3. Verify CTAP HID presence.
- `python3 /home/user/chromecard/fido2_probe.py --list`
- Then:
- `python3 /home/user/chromecard/fido2_probe.py --json`
4. Run local WebAuthn bring-up demo.
- `python3 /home/user/chromecard/webauthn_local_demo.py`
- Open `http://localhost:8765` (use `localhost`, not `127.0.0.1`).
5. Execute register/login test.
- Register a user.
- Login with the same user.
- Confirm no origin/challenge mismatch errors.
## Build/Flash Prerequisites (How To Get To Firmware Build)
1. Ensure full SDK checkout layout exists under `CR_SDK_CK-main`:
- `mvp`
- `setup`
- `components`
- `samples`
2. Ensure toolchain is available in shell:
- `west --version`
- `nrfjprog --version`
3. Once layout/tooling are in place, run:
- `cd /home/user/chromecard/CR_SDK_CK-main`
- `./scripts/build_flash_mvp.sh`
## Open Gaps To Resolve
- Whether a full `CR_SDK_CK-main` checkout (with role directories) is available locally.
- Whether server-side code should be pulled now for broader CIP/WebAuthn integration testing.
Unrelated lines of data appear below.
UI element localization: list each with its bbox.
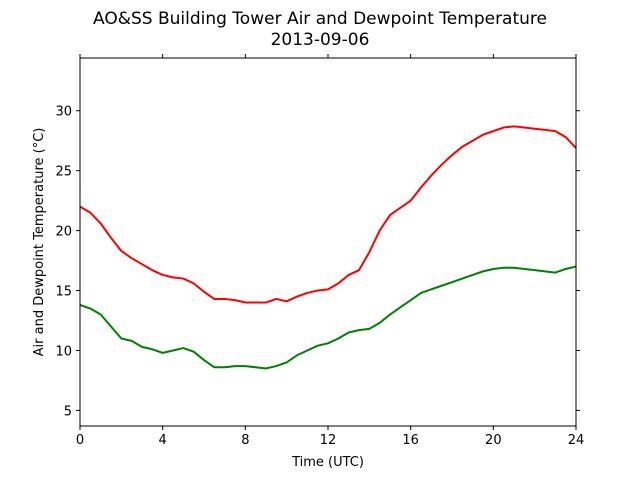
y-tick-label: 15 [55,285,72,300]
y-tick-label: 25 [55,165,72,180]
x-tick-label: 8 [241,433,249,448]
x-tick-label: 0 [76,433,84,448]
chart-title: AO&SS Building Tower Air and Dewpoint Te… [93,9,547,29]
x-tick-label: 4 [159,433,167,448]
series-line-1 [79,125,577,304]
y-axis-label: Air and Dewpoint Temperature (°C) [32,128,47,357]
y-tick-label: 30 [55,105,72,120]
x-tick-label: 16 [402,433,419,448]
tick-layer: 0 4 8 12 16 20 24 5 10 15 20 25 30 [55,54,584,448]
series-line-2 [79,265,577,370]
y-tick-label: 10 [55,344,72,359]
chart-subtitle: 2013-09-06 [271,30,370,50]
plot-frame [79,57,577,427]
y-tick-label: 5 [64,404,72,419]
y-tick-label: 20 [55,225,72,240]
x-tick-label: 24 [568,433,585,448]
x-tick-label: 20 [485,433,502,448]
x-tick-label: 12 [320,433,337,448]
series-layer [79,125,577,370]
x-axis-label: Time (UTC) [291,455,364,470]
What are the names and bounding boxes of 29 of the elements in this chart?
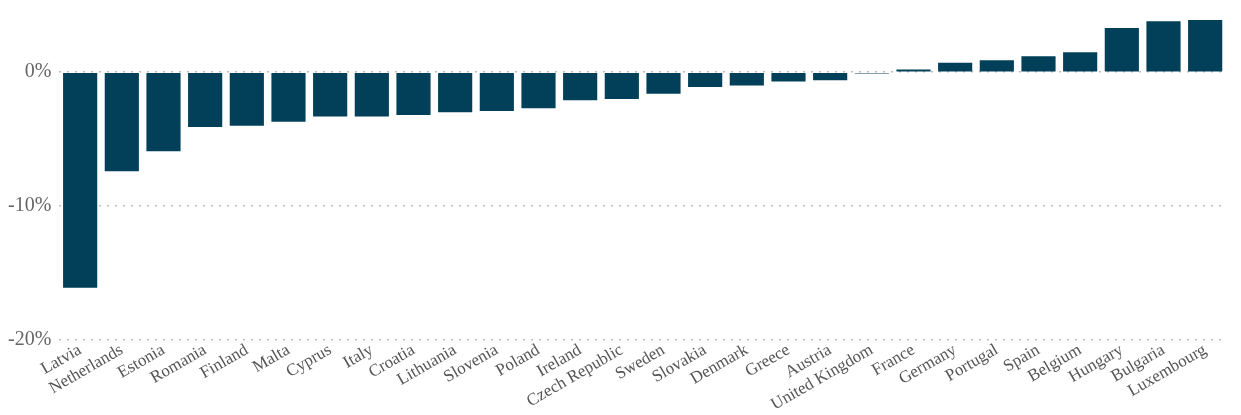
bar [479, 72, 514, 112]
bar [146, 72, 181, 152]
bar [604, 72, 639, 99]
bar [1104, 28, 1139, 72]
bar [1063, 52, 1098, 72]
bar [771, 72, 806, 82]
bar [813, 72, 848, 81]
bar [979, 60, 1014, 72]
bar [396, 72, 431, 116]
bar [563, 72, 598, 101]
bar [63, 72, 98, 288]
bar [521, 72, 556, 109]
bar [1021, 56, 1056, 72]
bar [438, 72, 473, 113]
bar [271, 72, 306, 122]
bar [229, 72, 264, 126]
bar [646, 72, 681, 94]
bar [729, 72, 764, 86]
bar [938, 62, 973, 72]
bar [1188, 20, 1223, 72]
bar [1146, 21, 1181, 72]
bar [688, 72, 723, 87]
y-tick-label: 0% [24, 59, 52, 82]
y-tick-label: -20% [7, 327, 52, 350]
y-tick-label: -10% [7, 193, 52, 216]
bar [313, 72, 348, 117]
bar [104, 72, 139, 172]
bar [354, 72, 389, 117]
bar [188, 72, 223, 128]
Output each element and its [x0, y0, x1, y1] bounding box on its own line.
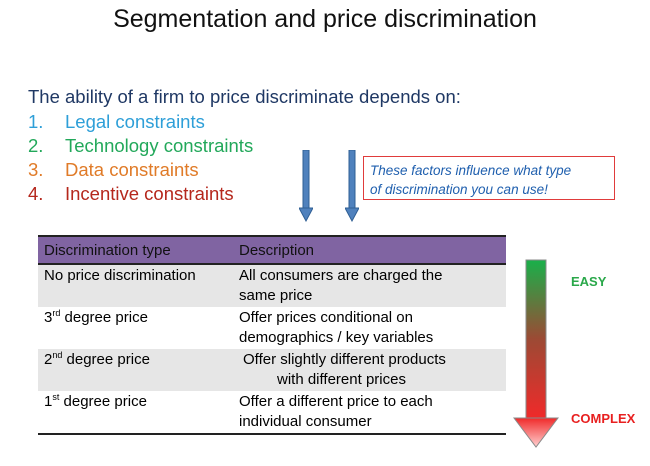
ordinal-number: 2	[44, 351, 53, 368]
table-row: 1st degree price Offer a different price…	[38, 391, 506, 435]
intro-text: The ability of a firm to price discrimin…	[28, 86, 461, 107]
description-cell: Offer slightly different products with di…	[233, 349, 506, 391]
description-line: Offer slightly different products	[243, 351, 446, 368]
type-cell: No price discrimination	[38, 264, 233, 307]
description-line: Offer a different price to each	[239, 393, 433, 410]
callout-line: of discrimination you can use!	[370, 182, 548, 197]
constraint-number: 1.	[28, 111, 44, 132]
table-header-row: Discrimination type Description	[38, 235, 506, 265]
type-label: degree price	[60, 309, 148, 326]
callout-line: These factors influence what type	[370, 163, 572, 178]
ordinal-suffix: rd	[52, 308, 61, 318]
description-cell: Offer prices conditional on demographics …	[233, 307, 506, 349]
constraint-number: 4.	[28, 183, 44, 204]
easy-label: EASY	[571, 274, 607, 289]
description-cell: All consumers are charged the same price	[233, 264, 506, 307]
table-row: 3rd degree price Offer prices conditiona…	[38, 307, 506, 349]
description-line: Offer prices conditional on	[239, 309, 413, 326]
down-arrow-icon	[345, 150, 359, 222]
constraint-item-technology: 2. Technology constraints	[28, 134, 253, 158]
type-cell: 3rd degree price	[38, 307, 233, 349]
difficulty-gradient-arrow-icon	[512, 259, 560, 448]
ordinal-number: 3	[44, 309, 53, 326]
description-line: All consumers are charged the	[239, 267, 443, 284]
ordinal-number: 1	[44, 393, 53, 410]
description-line: same price	[239, 287, 313, 304]
constraint-number: 2.	[28, 135, 44, 156]
constraint-item-incentive: 4. Incentive constraints	[28, 182, 253, 206]
description-line: individual consumer	[239, 413, 372, 430]
discrimination-table: Discrimination type Description No price…	[38, 235, 506, 435]
slide-title: Segmentation and price discrimination	[113, 5, 537, 33]
type-cell: 1st degree price	[38, 391, 233, 435]
table-row: 2nd degree price Offer slightly differen…	[38, 349, 506, 391]
type-label: No price discrimination	[44, 267, 196, 284]
type-label: degree price	[59, 393, 147, 410]
description-cell: Offer a different price to each individua…	[233, 391, 506, 435]
constraint-label: Legal constraints	[65, 111, 205, 132]
constraint-label: Technology constraints	[65, 135, 254, 156]
callout-box: These factors influence what type of dis…	[363, 156, 615, 200]
type-label: degree price	[62, 351, 150, 368]
table-row: No price discrimination All consumers ar…	[38, 264, 506, 307]
description-line: demographics / key variables	[239, 329, 434, 346]
description-line: with different prices	[277, 371, 406, 388]
constraint-item-legal: 1. Legal constraints	[28, 110, 253, 134]
column-header-description: Description	[233, 235, 506, 265]
constraint-label: Incentive constraints	[65, 183, 234, 204]
down-arrow-icon	[299, 150, 313, 222]
column-header-type: Discrimination type	[38, 235, 233, 265]
constraint-label: Data constraints	[65, 159, 199, 180]
constraints-list: 1. Legal constraints 2. Technology constra…	[28, 110, 253, 206]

- Exact Qubes firewall and service binding rules to enforce the `k_client -> k_proxy -> k_server` chain.
- Exact enrollment process interface running in `k_client` and how it reaches `k_proxy`.
- Upgrade Phase 5 auth gate from card-presence probe to full WebAuthn assertion verification for session creation.
- Precise ownership split of session/user state between `k_proxy` and `k_server`.
- Concrete concurrency limits and acceptance criteria (requests/sec, parallel clients, latency/error thresholds).